WHAT THE FLUFF?!
Puffy, jiggly Japanese soufflé pancakes are trending
Japanese consumers have been known to embrace highly-whimsical elements of pop culture, especially when it comes to culinary creations. Recently, foodies in the U.S. have become enamored with a fun Japanese export that actually might have origins in Hawaiian cuisine: the soufflé pancake, a taller, jiggly, and fluffier version of the traditional flapjack that is made to be super puffy with the addition of heavily-whipped egg whites and high-gluten wheat flour.
Last fall, a famous Tokyo-based soufflé pancake chain called Flipper’s set up shop in New York City. Foodies can find the chain’s famously airy and whipped soufflé pancakes in a two-story café whose design reflects its location in the heart of SoHo. The first floor offers counter-service and a dine-in bar, while the second floor contains an eat-in café space that is designed to look like a SoHo loft, complete with massive windows, exposed brick, and subway tile. Not only will breakfast lovers be able to sample Flipper’s original soufflé pancakes, which are topped with maple-flavored whipped cream, but they will also be able to try combinations inspired by American fare, as seen in menu offerings like the chain’s chicken and waffles pancakes.
Last spring, Gram Cafe & Pancakes nabbed the distinction of being the first soufflé pancake purveyor to open in the U.S. (Flipper’s is the second.) The soufflé pancake company already has more than 60 locations around the world, and more are slated to open in the future. Gram Cafe took their U.S. debut in San Francisco seriously: the company flew its executive chef Teruyuki Masumara from Japan to train the staff for the opening. Gram’s fluffy pancakes typically engender a line, as customers queue to secure one of the 90 pancake plates offered throughout the day. While waiting in line, diners receive a ticket that guarantees them a stack of three of the premium, jiggly pancakes they came for.

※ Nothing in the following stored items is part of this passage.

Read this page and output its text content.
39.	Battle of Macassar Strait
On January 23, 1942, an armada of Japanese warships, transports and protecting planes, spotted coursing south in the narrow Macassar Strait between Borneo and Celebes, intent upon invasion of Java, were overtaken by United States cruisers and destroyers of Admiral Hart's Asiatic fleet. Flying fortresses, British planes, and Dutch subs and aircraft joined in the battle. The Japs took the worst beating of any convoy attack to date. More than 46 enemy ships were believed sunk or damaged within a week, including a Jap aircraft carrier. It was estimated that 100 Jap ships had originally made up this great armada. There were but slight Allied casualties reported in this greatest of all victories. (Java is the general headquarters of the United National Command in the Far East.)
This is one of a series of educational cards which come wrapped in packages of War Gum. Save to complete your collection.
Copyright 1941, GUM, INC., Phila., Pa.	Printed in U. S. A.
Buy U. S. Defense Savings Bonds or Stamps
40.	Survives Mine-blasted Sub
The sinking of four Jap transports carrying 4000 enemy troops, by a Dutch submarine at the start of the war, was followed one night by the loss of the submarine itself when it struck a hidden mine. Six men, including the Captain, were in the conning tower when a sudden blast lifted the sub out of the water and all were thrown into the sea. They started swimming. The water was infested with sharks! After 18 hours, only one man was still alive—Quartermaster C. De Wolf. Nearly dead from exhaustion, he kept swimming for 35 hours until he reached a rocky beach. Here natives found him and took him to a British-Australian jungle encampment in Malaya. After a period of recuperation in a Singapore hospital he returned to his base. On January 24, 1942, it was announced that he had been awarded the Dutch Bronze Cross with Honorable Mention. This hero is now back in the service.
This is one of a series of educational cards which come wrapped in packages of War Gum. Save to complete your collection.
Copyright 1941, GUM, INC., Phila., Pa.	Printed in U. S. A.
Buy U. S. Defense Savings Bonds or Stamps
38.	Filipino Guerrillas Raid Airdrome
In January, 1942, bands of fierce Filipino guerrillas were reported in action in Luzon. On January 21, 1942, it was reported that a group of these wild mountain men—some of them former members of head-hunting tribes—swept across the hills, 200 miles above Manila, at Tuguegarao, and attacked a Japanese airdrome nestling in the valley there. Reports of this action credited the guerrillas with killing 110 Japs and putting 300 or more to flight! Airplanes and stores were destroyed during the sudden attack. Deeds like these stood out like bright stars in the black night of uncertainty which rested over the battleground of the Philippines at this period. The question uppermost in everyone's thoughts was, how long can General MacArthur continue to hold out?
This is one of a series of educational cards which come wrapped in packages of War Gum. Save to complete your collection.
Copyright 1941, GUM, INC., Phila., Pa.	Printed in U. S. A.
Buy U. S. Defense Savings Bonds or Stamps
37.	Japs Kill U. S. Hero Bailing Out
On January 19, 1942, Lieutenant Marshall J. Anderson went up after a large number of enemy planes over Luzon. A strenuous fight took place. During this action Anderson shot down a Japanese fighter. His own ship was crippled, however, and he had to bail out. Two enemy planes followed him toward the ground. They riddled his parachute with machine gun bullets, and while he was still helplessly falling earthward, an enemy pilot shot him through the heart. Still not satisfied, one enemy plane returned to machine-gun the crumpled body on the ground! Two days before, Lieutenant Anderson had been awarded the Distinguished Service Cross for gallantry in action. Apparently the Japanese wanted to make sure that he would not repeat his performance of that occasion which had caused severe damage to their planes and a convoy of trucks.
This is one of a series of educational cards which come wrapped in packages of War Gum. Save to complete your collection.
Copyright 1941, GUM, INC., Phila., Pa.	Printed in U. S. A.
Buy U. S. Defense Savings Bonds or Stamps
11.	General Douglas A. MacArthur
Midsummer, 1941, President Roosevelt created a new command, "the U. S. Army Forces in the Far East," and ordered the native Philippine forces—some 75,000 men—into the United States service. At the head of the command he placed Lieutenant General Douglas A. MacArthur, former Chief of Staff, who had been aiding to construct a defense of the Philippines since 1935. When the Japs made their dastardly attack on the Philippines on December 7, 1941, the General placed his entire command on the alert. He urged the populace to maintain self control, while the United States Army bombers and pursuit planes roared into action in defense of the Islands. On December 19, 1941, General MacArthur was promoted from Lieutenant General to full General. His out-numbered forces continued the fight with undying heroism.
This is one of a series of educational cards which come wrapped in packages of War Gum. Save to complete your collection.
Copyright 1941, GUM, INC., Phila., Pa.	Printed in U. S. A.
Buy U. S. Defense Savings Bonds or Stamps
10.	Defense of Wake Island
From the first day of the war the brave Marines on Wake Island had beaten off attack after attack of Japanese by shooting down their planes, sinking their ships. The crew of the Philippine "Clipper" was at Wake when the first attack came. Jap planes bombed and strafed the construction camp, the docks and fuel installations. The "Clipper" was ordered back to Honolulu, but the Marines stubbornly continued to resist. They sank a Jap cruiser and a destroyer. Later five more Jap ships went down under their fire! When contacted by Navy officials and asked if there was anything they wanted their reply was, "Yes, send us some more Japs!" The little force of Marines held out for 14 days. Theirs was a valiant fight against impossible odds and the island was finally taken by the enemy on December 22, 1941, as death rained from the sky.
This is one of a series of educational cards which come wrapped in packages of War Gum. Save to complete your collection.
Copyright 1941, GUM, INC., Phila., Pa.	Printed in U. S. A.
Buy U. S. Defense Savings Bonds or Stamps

Got a breakfast sweet tooth that only a stack of the fluffiest pancakes can satisfy? Taiyaki NYC also serves up their own light and fluffy Japanese soufflé pancakes to satisfy trend-conscious foodies. Customers delight in the chain’s take on the Japanese trend—but the jiggly pancakes are only available during a small window of time on weekends. Those who want to try Taiyaki’s pancakes have from 11 a.m. - 2 p.m., Friday through Sunday, to grab a stack. The wait can be long, but the fluffy, Instagrammable cakes are worth it.